L’agence de voyages que j’ai consultée n’a pas dû comprendre que je recherchais un séjour sur un rivage au bleu tendre et bordé d’or, à l’ombre des cocotiers. Il m’apparaît clairement aujourd’hui que la préposée aux destinations souffrait d’achromatopsie.
Après ma traversée de la mer Noire à fond de cale, je fus débarquée de nuit pendant que je dormais encore. À mon réveil, un type vêtu d’une tenue folklorique vert-de-gris m’accueillit à l’embouchure d’un fleuve fangeux. Sur la berge enflée de limon bistre, il me criait « On sourit, on sourit ! » en dansant avec son arme à feu. J’ai souri pour ne pas décevoir ses efforts touristiques avant de réaliser, quand ma modeste personne fut propulsée sur le pont de son rafiot, qu’il me proposait une croisière sur l’Oussouri. Depuis, je navigue au milieu des eaux troubles en sa compagnie.
Mon guide paraît atteint de dysphasie, laquelle restreint nos dialogues à l’essentiel, mais il s’exprime parfaitement par signes malgré ses difficultés de coordination assez douloureuses pour moi. Hier, par exemple, il m’a appris avec des gestes explicites qu’il souhaitait m’initier aux coutumes matrimoniales de son peuple. À mon grand soulagement, il vient d’amarrer la barque, le poids superflu que je désirais éliminer pendant mes vacances s’est transformé en muscle et je suis épuisée d’écoper. D’ailleurs, cette activité sportive commençait à me lasser, je n’aurais certes pas eu le courage de pratiquer en même temps la gymnastique traditionnelle qu’il m’enseigne à présent.
Ce matin, il a désigné du doigt la chaîne de pics enneigés au nord et m’a indiqué comment confectionner un baluchon de toutes nos affaires pour que je les transporte commodément.
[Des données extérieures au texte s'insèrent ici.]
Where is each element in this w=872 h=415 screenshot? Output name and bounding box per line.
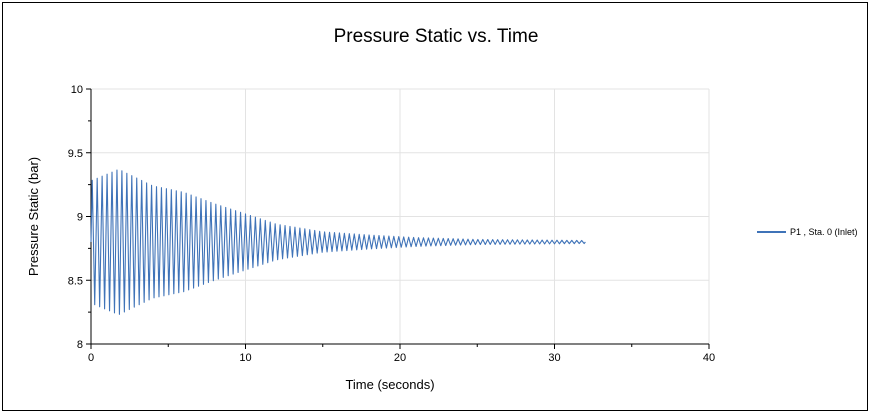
y-tick-label: 9: [77, 212, 83, 224]
x-tick-label: 40: [703, 352, 715, 364]
x-tick-label: 20: [394, 352, 406, 364]
series-layer: [90, 169, 586, 315]
grid-lines: [91, 88, 710, 344]
y-tick-label: 8: [77, 339, 83, 351]
y-tick-label: 9.5: [68, 148, 83, 160]
y-tick-label: 8.5: [68, 275, 83, 287]
legend: P1 , Sta. 0 (Inlet): [757, 227, 858, 237]
chart-title: Pressure Static vs. Time: [333, 26, 539, 47]
y-tick-label: 10: [71, 84, 83, 96]
y-axis-title: Pressure Static (bar): [26, 157, 41, 276]
tick-labels: 0 10 20 30 40 8 8.5 9 9.5 10: [68, 84, 715, 364]
legend-label: P1 , Sta. 0 (Inlet): [790, 227, 858, 237]
x-tick-label: 0: [88, 352, 94, 364]
series-line-p1-inlet: [90, 169, 586, 315]
x-tick-label: 30: [548, 352, 560, 364]
x-axis-title: Time (seconds): [345, 377, 434, 392]
axes: [86, 88, 710, 349]
x-tick-label: 10: [239, 352, 251, 364]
Je crains vraiment que l’agence n’ait pas consacré l’attention nécessaire à ma commande, je suis certaine que les cocotiers ne poussent pas en montagne. Je pense que j’exigerai des éclaircissements dès mon retour…
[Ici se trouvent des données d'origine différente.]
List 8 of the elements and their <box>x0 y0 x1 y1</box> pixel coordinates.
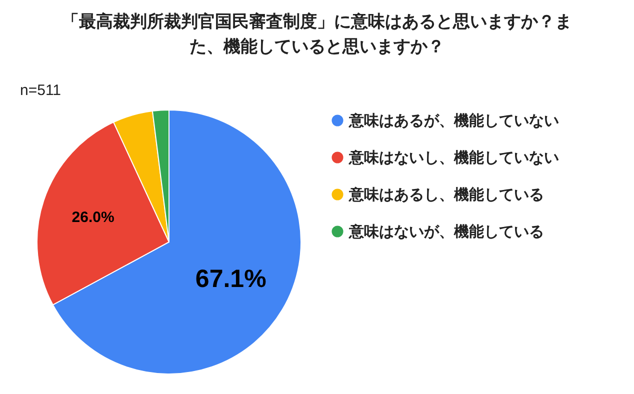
chart-title: 「最高裁判所裁判官国民審査制度」に意味はあると思いますか？また、機能していると思いますか？ <box>62 12 572 56</box>
legend-label: 意味はないし、機能していない <box>348 150 559 166</box>
legend-label: 意味はあるし、機能している <box>348 186 544 204</box>
text: n=511 <box>20 82 62 99</box>
data-label: 26.0% <box>72 208 114 226</box>
data-label: 67.1% <box>195 264 266 293</box>
legend-label: 意味はあるが、機能していない <box>348 112 559 130</box>
legend-label: 意味はないが、機能している <box>348 224 544 240</box>
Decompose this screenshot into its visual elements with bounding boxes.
J’ai écrit ce texte il y a trois ans pour fêter la sortie d’un fascicule sobrement titré 3 aventures dans l’Himalaya, ma deuxième collaboration avec Robert Darvel et Le Carnoplaste. Nous nous étions beaucoup amusés à barboter dans les récits de la collection « Mon Roman d’Aventures » des éditions Ferenczi, je les possède tous serrés dans un grand carton plat, fascinée par leurs couvertures et leurs histoires échevelées. Parce que je me distrayais en découpant et collant les illustrations comme celle présentée ci-dessus, l’éditeur intéressé, un peu fou lui aussi, m’avait demandé de lui réaliser les bandeaux qui précéderaient chaque récit. L’affaire fut conclue, les bandeaux tripotés avec plus d’attention et le fascicule imprimé, on peut même l’acheter !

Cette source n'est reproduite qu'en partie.